At work, we use a remote-desktop based VPN as a measure of "security" -- thought process behind it is "real network access from unauthorized devices would be bad". However, as I show in this proof of concept, this process only limits those that are not really invested on getting access.
My PC on the remote end does not have direct access to the internet, no direct outbound TCP/UDP/ICMP connections are allowed.
Ways to reach the outside world
- HTTP via an HTTP proxy that has a set of whitelisted sites.
- DNS via a local resolver, for the necessary HTTP traffic. Resolution is not limited to whitelisted domains.
- HTTP via another remote-rendering layer: Menlo. Surely TWO layers of security theater are better than one?
A covert channel is a way to use some unrelated mechanism to transfer data over it.
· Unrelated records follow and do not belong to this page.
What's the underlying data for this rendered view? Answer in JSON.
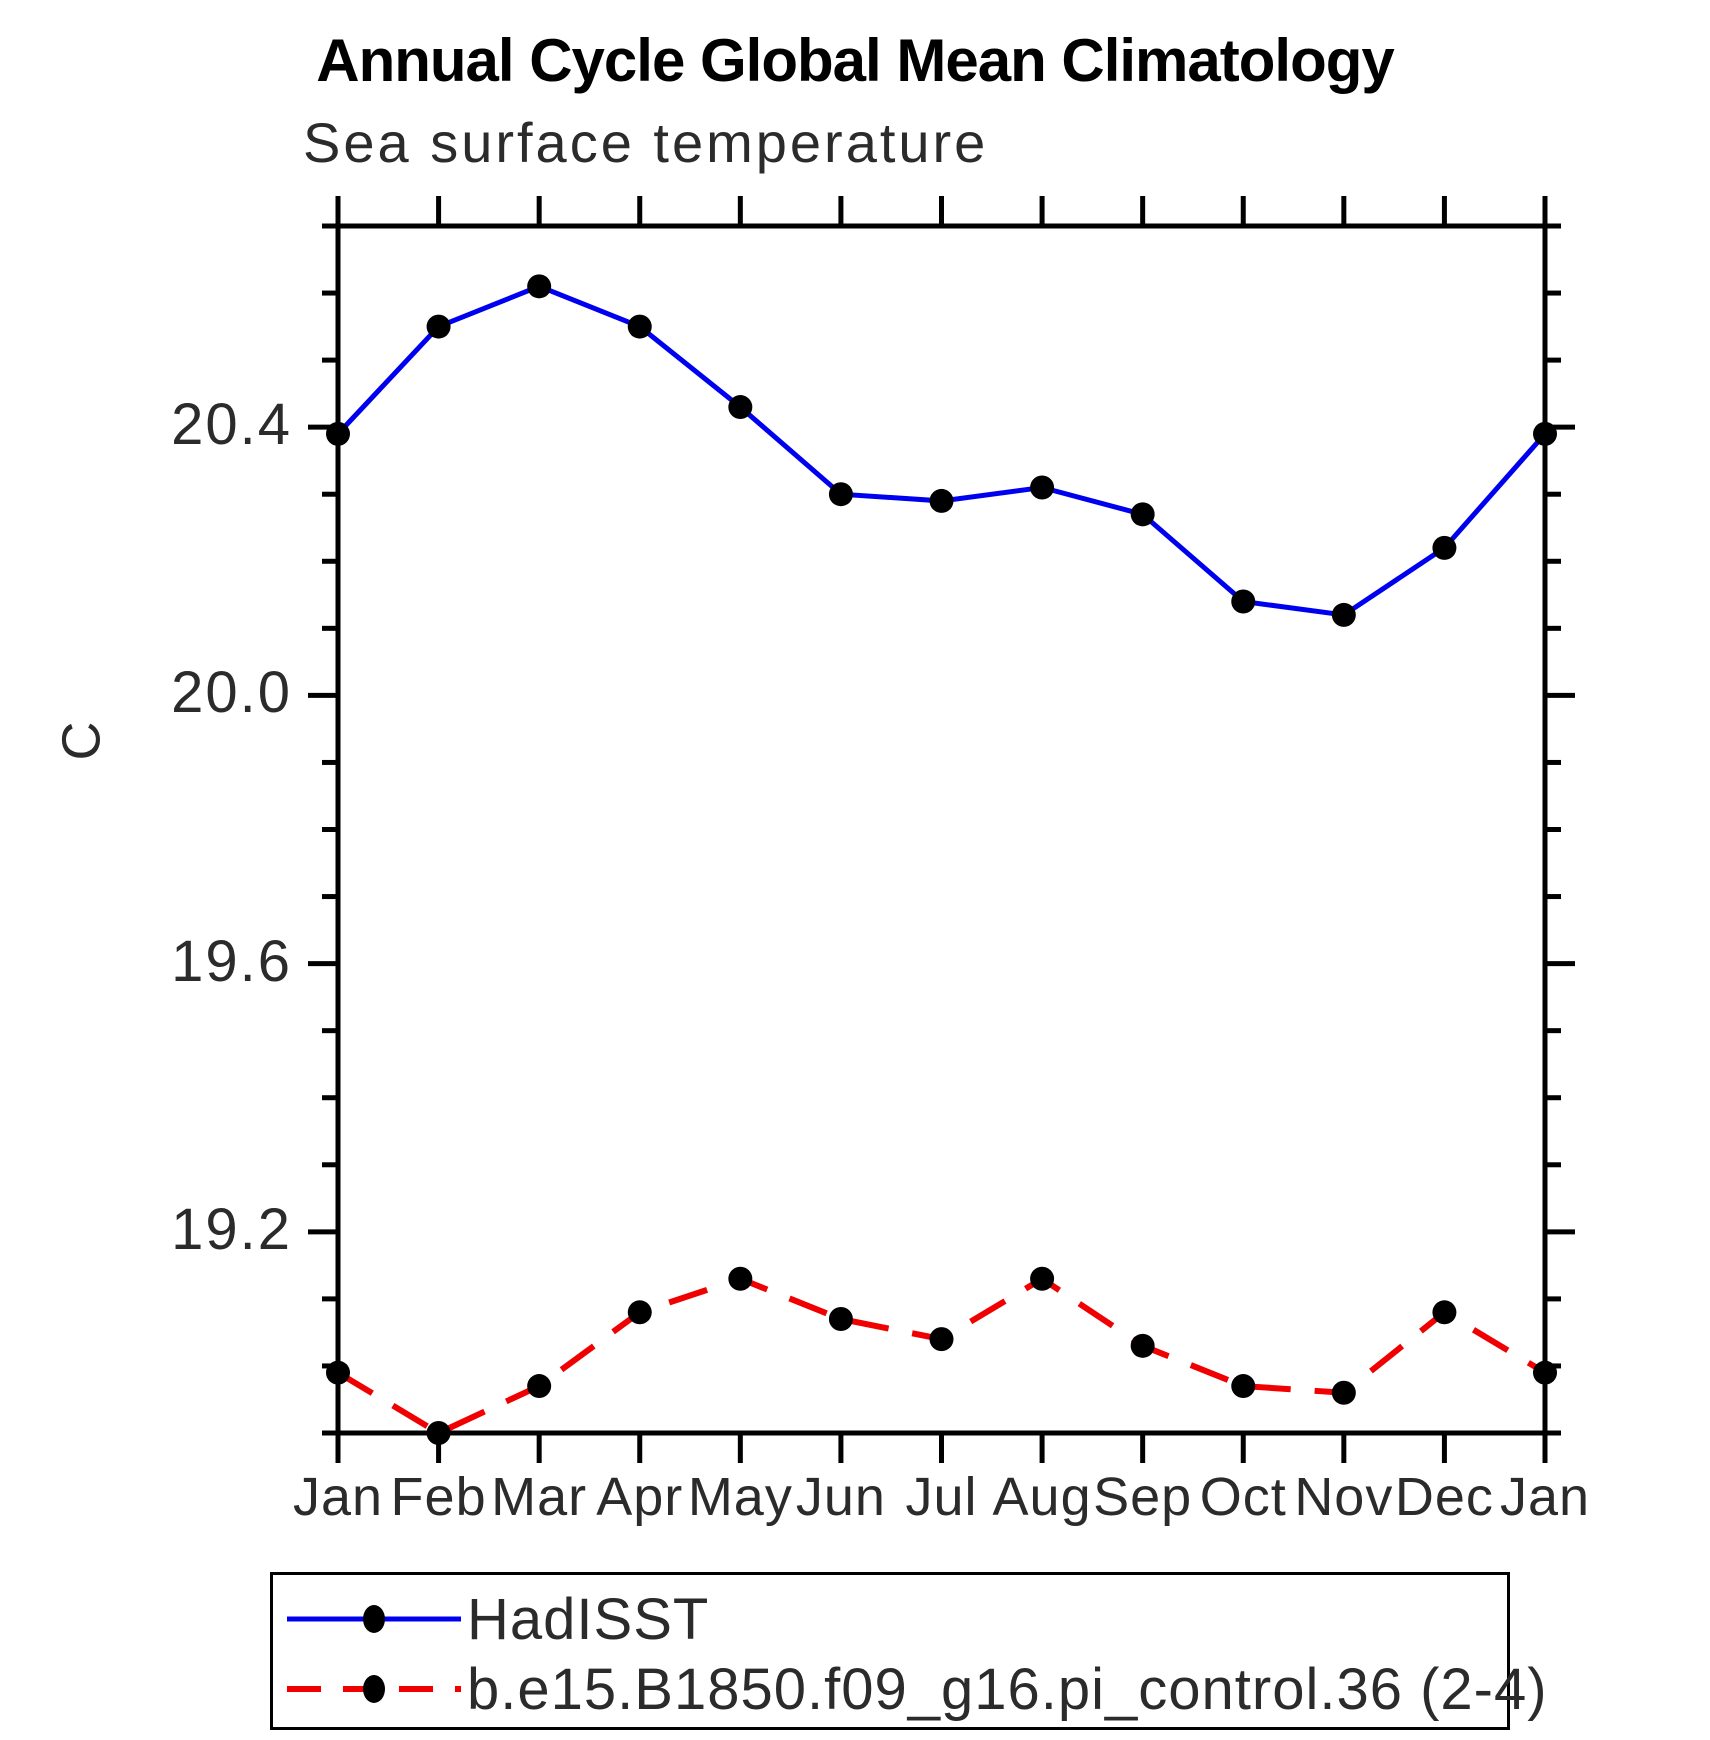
{
  "chart_data": {
    "type": "line",
    "title": "Annual Cycle Global Mean Climatology",
    "subtitle": "Sea surface temperature",
    "ylabel": "C",
    "xlabel": "",
    "x_categories": [
      "Jan",
      "Feb",
      "Mar",
      "Apr",
      "May",
      "Jun",
      "Jul",
      "Aug",
      "Sep",
      "Oct",
      "Nov",
      "Dec",
      "Jan"
    ],
    "ylim": [
      18.9,
      20.7
    ],
    "y_major_ticks": [
      20.4,
      20.0,
      19.6,
      19.2
    ],
    "y_minor_step": 0.1,
    "grid": false,
    "legend_position": "bottom-left-box",
    "axis_color": "#000000",
    "marker_color": "#000000",
    "series": [
      {
        "name": "HadISST",
        "color": "#0000f0",
        "line": "solid",
        "marker": "circle",
        "values": [
          20.39,
          20.55,
          20.61,
          20.55,
          20.43,
          20.3,
          20.29,
          20.31,
          20.27,
          20.14,
          20.12,
          20.22,
          20.39
        ]
      },
      {
        "name": "b.e15.B1850.f09_g16.pi_control.36 (2-4)",
        "color": "#f00000",
        "line": "dashed",
        "marker": "circle",
        "values": [
          18.99,
          18.9,
          18.97,
          19.08,
          19.13,
          19.07,
          19.04,
          19.13,
          19.03,
          18.97,
          18.96,
          19.08,
          18.99
        ]
      }
    ]
  }
}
Examples range from tunneling protocols over protocols to using heat output / cpu load as a way to emit data.
Any mechanism that allows the two sides to send data to each other can be coerced into a network connection.
IP over DNS
This first item was easy and simple, as DNS queries reach the external world without being filtered by a whitelist, we can use the DNS request-reply protocol to set up a tunnel.
This has been done extensively in the past and I only used iodine which worked just fine.
Finding usable covert channels
There are a few conveniences granted to users which can be exploited to send crafted data, notably:
- Bidirectional clipboard support
- Bidirectional audio support
- Ability to use a keyboard and mouse
- Ability to see the remote screen
- Ability to use a webcam
However, there are limitations to these channels:
- The bidirectional cipboard support is wonky: the remote side will receive updates up to once every 100ms (iff the window is focused!), but the local side only gets updates when the VPN window loses focus
- The bidirectional audio support is wonky: playing audio has approximately 1.5s of delay and the audio-in (microphone)
seems affected by extreme underruns; popping and saturation happens constantly
- And most lovely part of all, my VM gets out of sync with the audio devices if I reconnect to the VPN! so I have to restart the VM every time I reconnect
- Using a keyboard and mouse, while the primary function of the VPN, is also wonky. Typing too fast will cause the remote side to lose track of KEYUP events and keys will get "stuck".
- The screen is transferred over H264 at decent bitrate, but clearly whatever is encoding it skips frames regularly.
- The webcam support is extremely wonky. Colors are shifted, image is delayed and framerate consistently stays at a choppy ~8 fps.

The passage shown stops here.